O ciclo sem fim ou algo do tipo
por Laysa ZanettiNós costumamos pensar no tempo como uma progressão linear de causa e efeito. Mas, como diria Doctor Who, de um ponto de vista subjetivo e não-linear, o tempo está mais para uma espécie de círculo, uma bola em que causas e efeitos se misturam e se emaranham e, no fim, talvez nem saibamos o que era a origem e o que era o resultado.
Guardadas as devidas proporções, é assim que The Climb se apresenta ao público. A comédia sobre dois amigos, Michael (Michael Angelo Covino) e Kyle (Kyle Marvin) que se amam mais do que conseguem aceitar e precisam um do outro mais do que são capazes de admitir tem ares notadamente autobiográficos e realistas — a amizade na vida adulta, afinal de contas, é mais delicada e sinuosa do que saberíamos explicar antes de finalmente vivê-la, e a grande sacada desta comédia dramática é saber aproveitar tal delicadeza com graça e emoção.
O grande ponto de virada de The Climb é precisamente guardado dentro da sua premissa. A história se inicia quando Mike conta que se relacionou com a noiva de Kyle pouco antes da data marcada para o casamento, em uma hilária sequência de abertura dos dois em bicicletas. A partir daí, todos os anos de amizade entre os dois são imediatamente questionados e colocados em xeque.
O que poderia facilmente ser uma reflexão corriqueira sobre como as pessoas se afastam rapidamente se transforma quando The Climb se propõe a algo a mais — este algo a mais sendo justamente o que faz deste filme um ponto fora da curva, no melhor dos sentidos. Ele enxerga o ciclo da vida como algo mutável, uma série de acontecimentos que também dependem da permissividade e do poder decisório de cada um dos envolvidos.
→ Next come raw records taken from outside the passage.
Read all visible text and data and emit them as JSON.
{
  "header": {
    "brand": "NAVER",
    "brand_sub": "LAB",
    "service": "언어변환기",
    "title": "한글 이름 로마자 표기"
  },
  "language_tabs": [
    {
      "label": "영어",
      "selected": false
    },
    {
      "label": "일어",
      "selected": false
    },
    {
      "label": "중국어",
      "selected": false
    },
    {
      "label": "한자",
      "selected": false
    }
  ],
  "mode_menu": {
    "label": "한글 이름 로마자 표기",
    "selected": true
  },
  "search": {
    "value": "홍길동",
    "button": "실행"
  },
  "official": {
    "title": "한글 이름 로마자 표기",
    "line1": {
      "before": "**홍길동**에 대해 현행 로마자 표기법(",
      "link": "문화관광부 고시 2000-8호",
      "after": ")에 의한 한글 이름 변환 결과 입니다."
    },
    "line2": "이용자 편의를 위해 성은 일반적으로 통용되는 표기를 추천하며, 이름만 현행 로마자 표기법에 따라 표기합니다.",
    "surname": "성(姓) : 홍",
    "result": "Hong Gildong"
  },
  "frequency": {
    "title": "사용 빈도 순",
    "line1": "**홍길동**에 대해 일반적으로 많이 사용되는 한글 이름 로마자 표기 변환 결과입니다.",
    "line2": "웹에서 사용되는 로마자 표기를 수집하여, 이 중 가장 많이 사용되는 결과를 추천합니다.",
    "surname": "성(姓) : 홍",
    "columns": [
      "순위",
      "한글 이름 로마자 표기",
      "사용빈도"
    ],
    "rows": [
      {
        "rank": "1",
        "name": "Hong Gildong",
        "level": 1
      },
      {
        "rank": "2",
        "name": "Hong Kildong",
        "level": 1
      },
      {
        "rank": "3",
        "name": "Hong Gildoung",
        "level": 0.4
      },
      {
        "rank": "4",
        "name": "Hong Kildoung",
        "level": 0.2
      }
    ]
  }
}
Ao invés de se restringir à reflexão sobre esta amizade, The Climb também se abre ao estudo dos laços familiares após um acontecimento trágico fazer com que Mike e Kyle sejam forçados a um reencontro. É neste sentido que o filme sai do lugar de conforto e aborda temas delicados como depressão, dependência e uma amizade tóxica, de forma tão naturalizada que jamais chega ao sentimento da culpa.
Tudo isso é amplificado pela separação da história em capítulos — cada segmento é distinguido pelas estações do ano, e é interessante observar o quanto a fotografia e a edição de imagem utilizam cores e tonalidades diferentes para cada um destes capítulos. De uma certa forma, isso reflete a própria natureza do filme, que a todo tempo convida o espectador a se reorientar para entender quem fez o que com quem — se foi Mike o alvo de Kyle ou vice-versa.
Por tantos laços rompidos e refeitos e tantos erros e acertos, a maior recompensa de The Climb são os diálogos ágeis e sintáticos. As atuações de Marvin e do ator-diretor Covino são genuinamente espontâneas, um feito que não se restringe aos dois e também se estende à sempre divertida Gayle Rankin. O bromance é a ponta do iceberg de uma história perspicaz nos detalhes, mesmo quando os seus protagonistas não são capazes de entender o mundo à volta. O título, no fim das contas, é mais do que uma referência às bicicletas do incomum plano de abertura. Enxergar a amizade desta forma, como uma grande escalada é, se não tão confortável, pelo menos mais realista.
Filme visto no 21º Festival do Rio, em dezembro de 2019.